A year and a half ago, Detroit resident Minnie Ramirez was working at a medical facility only a block away from her house. Only a block, and yet she never walked home. “It was really scary to be out there,” she admitted.

Kimberly Hill Knott, the Director of Policy for Detroiters Working for Environmental Justice, notes the benefits of the new lights are many: “not only that they’re new, but they look nice, and they’re energy efficient.”

The lack of light invited crime to the block, she said, and left her ill prepared to protect herself or even report crime to the appropriate authorities. “When you call 911, they’re going to ask you, ‘Can you describe the person?’ Well, how can you describe them in the dark?”

The situation forced Ramirez to drive to work, despite living so close.
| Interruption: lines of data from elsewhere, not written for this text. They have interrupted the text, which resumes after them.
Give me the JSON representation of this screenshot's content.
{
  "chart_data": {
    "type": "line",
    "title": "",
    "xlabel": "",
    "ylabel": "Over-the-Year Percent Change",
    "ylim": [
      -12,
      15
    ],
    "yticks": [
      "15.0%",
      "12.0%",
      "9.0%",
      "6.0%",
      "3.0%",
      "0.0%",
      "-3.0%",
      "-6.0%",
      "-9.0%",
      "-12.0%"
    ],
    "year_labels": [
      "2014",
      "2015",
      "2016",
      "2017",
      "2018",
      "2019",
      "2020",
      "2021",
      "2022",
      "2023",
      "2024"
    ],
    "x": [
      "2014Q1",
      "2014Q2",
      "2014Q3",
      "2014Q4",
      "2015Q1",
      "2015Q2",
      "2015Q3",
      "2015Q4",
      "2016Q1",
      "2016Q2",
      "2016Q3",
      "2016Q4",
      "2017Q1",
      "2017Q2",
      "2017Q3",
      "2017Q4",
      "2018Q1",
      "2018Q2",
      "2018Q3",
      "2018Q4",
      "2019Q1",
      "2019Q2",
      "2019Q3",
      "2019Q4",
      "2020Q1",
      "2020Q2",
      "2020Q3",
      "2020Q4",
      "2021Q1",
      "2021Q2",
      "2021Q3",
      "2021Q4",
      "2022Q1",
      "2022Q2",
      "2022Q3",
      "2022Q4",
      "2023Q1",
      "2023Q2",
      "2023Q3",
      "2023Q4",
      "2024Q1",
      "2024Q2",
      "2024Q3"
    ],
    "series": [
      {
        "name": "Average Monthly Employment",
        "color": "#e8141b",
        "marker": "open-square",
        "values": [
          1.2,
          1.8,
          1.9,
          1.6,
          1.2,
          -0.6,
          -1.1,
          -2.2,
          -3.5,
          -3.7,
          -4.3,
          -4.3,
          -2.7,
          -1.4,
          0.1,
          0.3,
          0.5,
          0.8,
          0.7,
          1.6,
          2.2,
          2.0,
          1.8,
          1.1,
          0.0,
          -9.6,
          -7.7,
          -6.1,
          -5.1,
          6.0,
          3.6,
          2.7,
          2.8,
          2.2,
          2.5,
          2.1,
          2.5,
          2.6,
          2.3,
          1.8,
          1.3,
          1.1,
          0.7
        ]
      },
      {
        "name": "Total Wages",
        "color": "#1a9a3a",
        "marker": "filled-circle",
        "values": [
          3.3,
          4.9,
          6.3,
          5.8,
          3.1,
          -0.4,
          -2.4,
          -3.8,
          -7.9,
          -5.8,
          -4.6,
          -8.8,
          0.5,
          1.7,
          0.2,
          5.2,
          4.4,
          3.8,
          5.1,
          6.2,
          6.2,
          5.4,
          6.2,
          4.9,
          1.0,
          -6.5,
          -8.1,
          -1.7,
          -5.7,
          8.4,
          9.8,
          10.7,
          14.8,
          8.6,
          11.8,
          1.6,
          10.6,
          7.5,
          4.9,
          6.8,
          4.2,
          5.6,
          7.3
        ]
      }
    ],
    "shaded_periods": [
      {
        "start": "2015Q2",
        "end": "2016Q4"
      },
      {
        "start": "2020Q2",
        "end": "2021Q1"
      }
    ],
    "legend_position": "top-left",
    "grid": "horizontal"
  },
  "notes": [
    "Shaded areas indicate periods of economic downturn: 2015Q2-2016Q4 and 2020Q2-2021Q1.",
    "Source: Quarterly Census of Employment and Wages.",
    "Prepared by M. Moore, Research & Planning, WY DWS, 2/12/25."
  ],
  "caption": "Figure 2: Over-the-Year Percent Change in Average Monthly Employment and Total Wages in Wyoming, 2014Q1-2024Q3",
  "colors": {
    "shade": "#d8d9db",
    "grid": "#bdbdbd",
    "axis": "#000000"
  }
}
She and her neighbors attempted to compensate for the lack of light by shining floodlights into nearby allies and leaving porch lights on. Still, it’s not the same as a well-lit street.

When the PLA’s new streetlights kicked back on a few months later, Ramirez felt that the city had “followed through” on its promise. “We were so happy to see that light,” she gushed. “We’re more at ease, more comfortable. I can see what’s out there before I even open my door. We’re able to do more things.”

“It’s adding to the resurgence of the city, the renaissance. … You cannot rebuild a city just focusing on downtown and midtown; you must move to the communities. I think this is a step in the right direction.” - Kimberly Hill Knott, Director of Policy for Detroiters Working for Environmental Justice

Not to say the neighborhood is suddenly perfect. “You still live in an urban city, you still have to take care of yourself, and look around, and do what you have to do, but the lighting does help a lot,” she said. There’s merit to her thinking: Burglaries, larcenies, and other petty crimes in Detroit were down 18 percent in 2015, the second year of the PLA project.

As for her once-dreaded commute home, she added, “I’m able to walk around now, on that block. I’ll even take my grandson walking. I feel empowered.”